Wes Anderson offers a charming and beautifully filmed parable of young love
1/4
17 May 2012

Opening the proceedings at Cannes is not always a privilege. Often the festival selects a film that has a good reason to be out of the competition.

This year, however, Wes Anderson’s Moonrise Kingdom not only opens the 65th festival but is also in the contest.

It is the first of his seven features to reach Cannes, despite his fame as an unusually original American director (The Royal Tenenbaums, Fantastic

Mr Fox etc), and is a charming and beautifully filmed if rather lightweight fable about pre-teen love.

Set on an island off the coast of New England in the summer of 1965, its two lovers are Jared Gilman’s Sam and Kara Hayward’s Susie. He is a Scout at Camp Ivanhoe and during one breakfast time Edward Norton’s disciplinarian troop leader finds him missing from his tent. He leaves behind a polite letter of resignation and it appears he has a secret pact with Susie, also aged 12, to run away into the wilderness.

Everyone on the island is highly shocked and starts quarrelling about the disappearance and their part in it. But then, they decide, Sam is an orphan with foster parents who don’t really like him very much and is thought to be psychologically damaged in some way.

As for the girl, her parents (Bill Murray and Frances McDormand) seem to be hiding some sort of secret which Tilda Swinton, brought in as the island’s social services representative in a ludricous uniform and hat, tries to fathom.

There is also Bruce Willis as the sheriff, who says most runaways are found in six days and not to worry. But troop leader Norton does worry and sends his boys out into the bush armed and ready to recapture the pair.

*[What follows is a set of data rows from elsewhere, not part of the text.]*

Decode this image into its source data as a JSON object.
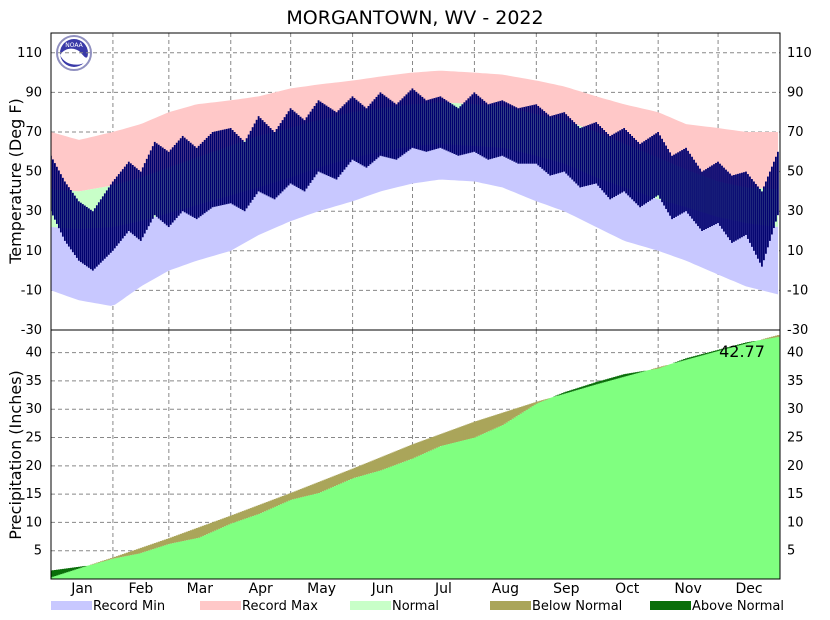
{
  "chart_data": [
    {
      "type": "bar",
      "title": "MORGANTOWN, WV - 2022",
      "ylabel": "Temperature (Deg F)",
      "ylim": [
        -30,
        120
      ],
      "yticks": [
        110,
        90,
        70,
        50,
        30,
        10,
        -10,
        -30
      ],
      "grid": true,
      "seasonal_bands": {
        "record_max": [
          [
            1,
            70
          ],
          [
            15,
            66
          ],
          [
            32,
            70
          ],
          [
            46,
            74
          ],
          [
            60,
            80
          ],
          [
            74,
            84
          ],
          [
            91,
            86
          ],
          [
            105,
            88
          ],
          [
            121,
            92
          ],
          [
            135,
            94
          ],
          [
            152,
            96
          ],
          [
            166,
            98
          ],
          [
            182,
            100
          ],
          [
            196,
            101
          ],
          [
            213,
            100
          ],
          [
            227,
            99
          ],
          [
            244,
            96
          ],
          [
            258,
            93
          ],
          [
            274,
            88
          ],
          [
            288,
            84
          ],
          [
            305,
            80
          ],
          [
            319,
            74
          ],
          [
            335,
            72
          ],
          [
            349,
            70
          ],
          [
            365,
            70
          ]
        ],
        "normal_high": [
          [
            1,
            41
          ],
          [
            15,
            40
          ],
          [
            32,
            43
          ],
          [
            46,
            47
          ],
          [
            60,
            52
          ],
          [
            74,
            57
          ],
          [
            91,
            63
          ],
          [
            105,
            68
          ],
          [
            121,
            72
          ],
          [
            135,
            76
          ],
          [
            152,
            80
          ],
          [
            166,
            82
          ],
          [
            182,
            84
          ],
          [
            196,
            85
          ],
          [
            213,
            84
          ],
          [
            227,
            83
          ],
          [
            244,
            79
          ],
          [
            258,
            76
          ],
          [
            274,
            70
          ],
          [
            288,
            64
          ],
          [
            305,
            57
          ],
          [
            319,
            51
          ],
          [
            335,
            45
          ],
          [
            349,
            42
          ],
          [
            365,
            41
          ]
        ],
        "normal_low": [
          [
            1,
            22
          ],
          [
            15,
            21
          ],
          [
            32,
            22
          ],
          [
            46,
            25
          ],
          [
            60,
            29
          ],
          [
            74,
            33
          ],
          [
            91,
            38
          ],
          [
            105,
            42
          ],
          [
            121,
            47
          ],
          [
            135,
            52
          ],
          [
            152,
            57
          ],
          [
            166,
            60
          ],
          [
            182,
            63
          ],
          [
            196,
            64
          ],
          [
            213,
            63
          ],
          [
            227,
            62
          ],
          [
            244,
            58
          ],
          [
            258,
            54
          ],
          [
            274,
            47
          ],
          [
            288,
            42
          ],
          [
            305,
            36
          ],
          [
            319,
            32
          ],
          [
            335,
            27
          ],
          [
            349,
            24
          ],
          [
            365,
            22
          ]
        ],
        "record_min": [
          [
            1,
            -10
          ],
          [
            15,
            -15
          ],
          [
            32,
            -18
          ],
          [
            46,
            -8
          ],
          [
            60,
            0
          ],
          [
            74,
            5
          ],
          [
            91,
            10
          ],
          [
            105,
            18
          ],
          [
            121,
            25
          ],
          [
            135,
            30
          ],
          [
            152,
            35
          ],
          [
            166,
            40
          ],
          [
            182,
            44
          ],
          [
            196,
            46
          ],
          [
            213,
            45
          ],
          [
            227,
            42
          ],
          [
            244,
            35
          ],
          [
            258,
            30
          ],
          [
            274,
            22
          ],
          [
            288,
            15
          ],
          [
            305,
            10
          ],
          [
            319,
            5
          ],
          [
            335,
            -2
          ],
          [
            349,
            -8
          ],
          [
            365,
            -12
          ]
        ]
      },
      "observed_high": [
        [
          1,
          58
        ],
        [
          8,
          45
        ],
        [
          15,
          35
        ],
        [
          22,
          30
        ],
        [
          32,
          45
        ],
        [
          40,
          55
        ],
        [
          46,
          50
        ],
        [
          53,
          65
        ],
        [
          60,
          60
        ],
        [
          67,
          68
        ],
        [
          74,
          62
        ],
        [
          82,
          70
        ],
        [
          91,
          72
        ],
        [
          98,
          65
        ],
        [
          105,
          78
        ],
        [
          113,
          70
        ],
        [
          121,
          82
        ],
        [
          128,
          76
        ],
        [
          135,
          86
        ],
        [
          144,
          80
        ],
        [
          152,
          88
        ],
        [
          159,
          82
        ],
        [
          166,
          90
        ],
        [
          174,
          84
        ],
        [
          182,
          92
        ],
        [
          189,
          86
        ],
        [
          196,
          88
        ],
        [
          205,
          82
        ],
        [
          213,
          90
        ],
        [
          220,
          84
        ],
        [
          227,
          86
        ],
        [
          235,
          82
        ],
        [
          244,
          84
        ],
        [
          251,
          78
        ],
        [
          258,
          80
        ],
        [
          266,
          72
        ],
        [
          274,
          75
        ],
        [
          281,
          68
        ],
        [
          288,
          72
        ],
        [
          296,
          64
        ],
        [
          305,
          70
        ],
        [
          312,
          58
        ],
        [
          319,
          62
        ],
        [
          327,
          50
        ],
        [
          335,
          55
        ],
        [
          342,
          48
        ],
        [
          349,
          50
        ],
        [
          357,
          40
        ],
        [
          365,
          60
        ]
      ],
      "observed_low": [
        [
          1,
          30
        ],
        [
          8,
          15
        ],
        [
          15,
          5
        ],
        [
          22,
          0
        ],
        [
          32,
          10
        ],
        [
          40,
          20
        ],
        [
          46,
          15
        ],
        [
          53,
          28
        ],
        [
          60,
          22
        ],
        [
          67,
          30
        ],
        [
          74,
          26
        ],
        [
          82,
          32
        ],
        [
          91,
          34
        ],
        [
          98,
          30
        ],
        [
          105,
          40
        ],
        [
          113,
          36
        ],
        [
          121,
          44
        ],
        [
          128,
          40
        ],
        [
          135,
          50
        ],
        [
          144,
          46
        ],
        [
          152,
          56
        ],
        [
          159,
          52
        ],
        [
          166,
          58
        ],
        [
          174,
          56
        ],
        [
          182,
          62
        ],
        [
          189,
          60
        ],
        [
          196,
          62
        ],
        [
          205,
          58
        ],
        [
          213,
          60
        ],
        [
          220,
          56
        ],
        [
          227,
          58
        ],
        [
          235,
          54
        ],
        [
          244,
          54
        ],
        [
          251,
          48
        ],
        [
          258,
          50
        ],
        [
          266,
          42
        ],
        [
          274,
          44
        ],
        [
          281,
          36
        ],
        [
          288,
          40
        ],
        [
          296,
          32
        ],
        [
          305,
          38
        ],
        [
          312,
          26
        ],
        [
          319,
          30
        ],
        [
          327,
          20
        ],
        [
          335,
          24
        ],
        [
          342,
          14
        ],
        [
          349,
          18
        ],
        [
          357,
          2
        ],
        [
          365,
          28
        ]
      ]
    },
    {
      "type": "area",
      "ylabel": "Precipitation (Inches)",
      "ylim": [
        0,
        44
      ],
      "yticks": [
        40,
        35,
        30,
        25,
        20,
        15,
        10,
        5
      ],
      "grid": true,
      "annotation": "42.77",
      "normal_cumulative": [
        [
          1,
          0.3
        ],
        [
          32,
          3.8
        ],
        [
          60,
          7.2
        ],
        [
          91,
          11.2
        ],
        [
          121,
          15.2
        ],
        [
          152,
          19.5
        ],
        [
          182,
          23.8
        ],
        [
          213,
          27.8
        ],
        [
          244,
          31.3
        ],
        [
          274,
          34.4
        ],
        [
          305,
          37.4
        ],
        [
          335,
          40.3
        ],
        [
          365,
          43.1
        ]
      ],
      "observed_cumulative": [
        [
          1,
          1.5
        ],
        [
          20,
          2.4
        ],
        [
          32,
          3.6
        ],
        [
          45,
          4.5
        ],
        [
          60,
          6.2
        ],
        [
          75,
          7.3
        ],
        [
          91,
          9.8
        ],
        [
          105,
          11.5
        ],
        [
          121,
          14.0
        ],
        [
          135,
          15.2
        ],
        [
          152,
          17.8
        ],
        [
          166,
          19.2
        ],
        [
          182,
          21.3
        ],
        [
          196,
          23.5
        ],
        [
          213,
          25.0
        ],
        [
          227,
          27.2
        ],
        [
          244,
          31.0
        ],
        [
          258,
          33.0
        ],
        [
          274,
          34.8
        ],
        [
          288,
          36.2
        ],
        [
          305,
          37.2
        ],
        [
          319,
          39.0
        ],
        [
          335,
          40.5
        ],
        [
          349,
          41.8
        ],
        [
          365,
          42.77
        ]
      ]
    }
  ],
  "months": [
    "Jan",
    "Feb",
    "Mar",
    "Apr",
    "May",
    "Jun",
    "Jul",
    "Aug",
    "Sep",
    "Oct",
    "Nov",
    "Dec"
  ],
  "month_start_days": [
    1,
    32,
    60,
    91,
    121,
    152,
    182,
    213,
    244,
    274,
    305,
    335,
    366
  ],
  "logo_text": "NOAA",
  "legend": {
    "placement": "bottom",
    "items": [
      {
        "label": "Record Min",
        "color": "#c8c8ff"
      },
      {
        "label": "Record Max",
        "color": "#ffc8c8"
      },
      {
        "label": "Normal",
        "color": "#c8ffc8"
      },
      {
        "label": "Below Normal",
        "color": "#aaa55a"
      },
      {
        "label": "Above Normal",
        "color": "#0a6e0a"
      }
    ]
  },
  "colors": {
    "observed": "#00006e",
    "precip_fill": "#80ff80",
    "below_normal": "#aaa55a",
    "above_normal": "#0a6e0a"
  }
}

However, when an arrow is fired, it only kills the sniffer dog and the lovers escape, apparently with the collusion of some of the chasing boys. In the end, the film develops into a kind of parable about the purity of young love and the way, in adulthood, it all seems to go wrong.

One of the chief pleasures of the movie is the Benjamin Britten music, which constantly emphasises that this is no ordinary entertainment but one with more delicacy than Hollywood could aspire to.

This is an adult film about children rather than a children’s film, per se. Youngsters should, however, love it and their parents be pleased they’ve seen it too. Very rare, that.